REPUBLIKA.CO.ID, JAKARTA -- Juru Bicara Kementerian Kesehatan (Kemenkes) RI dr Mohammad Syahril menegaskan, hingga kini cacar monyet belum terdeteksi di Indonesia. Namun, ia menjanjikan, pemerintah terus memantau kasus secara global dan meningkatkan kewaspadaan di pintu masuk Indonesia.
"Indonesia belum ada laporan kasus cacar monyet ini, artinya seluruh fasilitas kesehatan, puskesmas, rumah sakit dan dinas kesehatan belum ada laporannya itu," kata Syahril dalam konferensi pers secara daring, Selasa (24/5/2022).

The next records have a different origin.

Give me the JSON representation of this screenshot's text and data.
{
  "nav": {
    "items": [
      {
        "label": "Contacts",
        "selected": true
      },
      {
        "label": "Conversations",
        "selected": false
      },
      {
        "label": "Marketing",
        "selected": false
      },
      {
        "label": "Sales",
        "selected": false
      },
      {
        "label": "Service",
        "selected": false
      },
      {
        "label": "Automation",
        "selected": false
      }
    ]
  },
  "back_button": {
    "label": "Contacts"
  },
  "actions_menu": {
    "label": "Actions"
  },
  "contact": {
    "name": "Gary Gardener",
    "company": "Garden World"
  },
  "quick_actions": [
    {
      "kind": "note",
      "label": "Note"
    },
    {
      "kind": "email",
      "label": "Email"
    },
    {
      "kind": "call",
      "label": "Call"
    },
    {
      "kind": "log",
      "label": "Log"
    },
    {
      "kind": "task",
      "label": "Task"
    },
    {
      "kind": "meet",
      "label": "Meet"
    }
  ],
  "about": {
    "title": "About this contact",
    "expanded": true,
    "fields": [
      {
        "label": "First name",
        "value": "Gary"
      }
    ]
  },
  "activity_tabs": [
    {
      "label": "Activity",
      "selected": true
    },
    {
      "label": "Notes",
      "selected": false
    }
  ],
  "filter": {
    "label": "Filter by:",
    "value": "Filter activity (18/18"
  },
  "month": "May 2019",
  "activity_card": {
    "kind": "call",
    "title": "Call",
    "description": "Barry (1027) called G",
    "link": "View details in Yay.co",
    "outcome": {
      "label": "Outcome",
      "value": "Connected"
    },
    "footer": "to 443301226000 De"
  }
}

Ia menerangkan, monkeypox atau cacar monyet paling banyak menular melalui kontak erat dan sentuhan langsung maik dengan manusia yang sedang sakit cacar monyet maupun dengan monyet yang terpapar virus tersebut. "Penularan pertama bisa darah air liur maupun cairan tubuh. Yang kedua lesi di kulit, kan cacar ini seperti ada cairannya, maka itu kalau pecah bisa memberikan penularan. Kemudian juga ada dugaan droplet di pernapasan," terang Syahril.
Adapun, masa inkubasi cacar monyet biasanya 6 sampai 16 hari, tetapi dapat berkisar dari 5 sampai 21 hari. Gejala yang timbul diawali dengan demam, sakit kepala hebat, limfadenopati (pembengkakan kelenjar getah bening), nyeri punggung, nyeri otot dan lemas.

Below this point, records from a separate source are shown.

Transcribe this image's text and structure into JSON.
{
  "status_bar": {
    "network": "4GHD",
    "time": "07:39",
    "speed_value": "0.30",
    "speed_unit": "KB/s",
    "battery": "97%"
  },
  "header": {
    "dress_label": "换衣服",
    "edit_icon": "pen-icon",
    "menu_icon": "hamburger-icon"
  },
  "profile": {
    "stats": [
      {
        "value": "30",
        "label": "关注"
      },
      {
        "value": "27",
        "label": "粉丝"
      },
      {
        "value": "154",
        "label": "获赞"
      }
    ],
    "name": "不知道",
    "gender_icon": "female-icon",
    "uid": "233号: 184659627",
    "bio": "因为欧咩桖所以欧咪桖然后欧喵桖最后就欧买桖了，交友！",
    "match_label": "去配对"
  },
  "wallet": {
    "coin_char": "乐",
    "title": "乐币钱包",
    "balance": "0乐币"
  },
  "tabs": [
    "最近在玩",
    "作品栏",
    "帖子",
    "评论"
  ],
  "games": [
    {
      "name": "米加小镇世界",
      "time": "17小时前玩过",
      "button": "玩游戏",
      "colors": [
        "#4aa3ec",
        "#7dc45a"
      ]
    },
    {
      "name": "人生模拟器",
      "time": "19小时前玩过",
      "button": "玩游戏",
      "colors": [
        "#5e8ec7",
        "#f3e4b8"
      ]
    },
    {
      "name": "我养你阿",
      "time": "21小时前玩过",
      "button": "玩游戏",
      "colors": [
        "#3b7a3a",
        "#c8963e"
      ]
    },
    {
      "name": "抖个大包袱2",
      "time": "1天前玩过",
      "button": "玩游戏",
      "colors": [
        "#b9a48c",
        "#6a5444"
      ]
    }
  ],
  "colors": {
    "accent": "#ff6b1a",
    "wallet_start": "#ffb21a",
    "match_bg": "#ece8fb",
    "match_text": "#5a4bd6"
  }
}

Limfadenopati dapat dirasakan di leher, ketiak atau selangkangan. Dalam 1-3 hari setelah gejala awal atau fase prodromal, gejala akan memasuki fase erupsi berupa munculnya ruam atau lesi pada kulit biasanya dimulai dari wajah kemudian menyebar ke bagian tubuh lainnya secara bertahap.

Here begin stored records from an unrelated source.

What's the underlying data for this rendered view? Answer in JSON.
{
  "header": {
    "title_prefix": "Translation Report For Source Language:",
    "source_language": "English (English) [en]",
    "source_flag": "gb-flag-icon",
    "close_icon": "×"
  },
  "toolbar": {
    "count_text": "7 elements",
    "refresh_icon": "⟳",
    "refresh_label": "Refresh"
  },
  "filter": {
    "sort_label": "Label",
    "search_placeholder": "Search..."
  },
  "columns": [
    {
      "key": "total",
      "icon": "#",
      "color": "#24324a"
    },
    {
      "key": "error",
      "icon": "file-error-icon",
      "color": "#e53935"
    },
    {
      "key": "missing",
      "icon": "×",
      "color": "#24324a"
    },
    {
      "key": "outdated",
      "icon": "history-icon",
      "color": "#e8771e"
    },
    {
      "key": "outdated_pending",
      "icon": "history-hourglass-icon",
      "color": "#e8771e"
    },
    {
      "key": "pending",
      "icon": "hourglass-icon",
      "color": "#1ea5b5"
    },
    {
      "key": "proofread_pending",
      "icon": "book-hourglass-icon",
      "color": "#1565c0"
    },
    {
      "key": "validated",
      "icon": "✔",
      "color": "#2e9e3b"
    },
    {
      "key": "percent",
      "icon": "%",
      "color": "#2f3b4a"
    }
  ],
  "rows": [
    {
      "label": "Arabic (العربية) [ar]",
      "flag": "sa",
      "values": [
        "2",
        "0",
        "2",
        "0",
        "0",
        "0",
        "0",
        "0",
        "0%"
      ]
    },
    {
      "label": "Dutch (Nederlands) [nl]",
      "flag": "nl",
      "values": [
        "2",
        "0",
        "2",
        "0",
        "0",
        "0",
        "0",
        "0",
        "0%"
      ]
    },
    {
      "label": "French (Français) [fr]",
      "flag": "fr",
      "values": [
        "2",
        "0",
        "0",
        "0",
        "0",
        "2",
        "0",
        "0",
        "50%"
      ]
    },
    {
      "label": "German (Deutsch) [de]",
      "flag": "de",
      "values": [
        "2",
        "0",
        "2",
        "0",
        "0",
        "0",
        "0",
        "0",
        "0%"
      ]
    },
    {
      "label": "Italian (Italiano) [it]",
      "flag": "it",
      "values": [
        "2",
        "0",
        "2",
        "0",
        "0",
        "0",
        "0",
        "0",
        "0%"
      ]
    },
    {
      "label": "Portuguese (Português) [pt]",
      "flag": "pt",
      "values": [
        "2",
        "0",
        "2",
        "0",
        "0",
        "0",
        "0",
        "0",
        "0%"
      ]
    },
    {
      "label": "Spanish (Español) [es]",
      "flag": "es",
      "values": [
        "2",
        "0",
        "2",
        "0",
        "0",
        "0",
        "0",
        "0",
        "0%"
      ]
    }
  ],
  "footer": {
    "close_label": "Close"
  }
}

Ruam atau lesi pada kulit ini berkembang mulai dari bintik merah seperti cacar (makulopapular), lepuh berisi cairan bening, lepuh berisi nanah, kemudian mengeras atau keropeng lalu rontok. Biasanya diperlukan waktu hingga 3 minggu sampai periode lesi tersebut menghilang dan rontok.
Penyakit cacar monyet ini telah menjadi penyakit endemi di 12 negara di antaranya yakni Benin, Sudan Selatan, Ghana, Kamerun, Republik Afrika Tengah, Republik Demokratik Kongo, Gabon, Pantai Gading, Liberia, Nigeria, Republik Kongo dan Sierra Leone.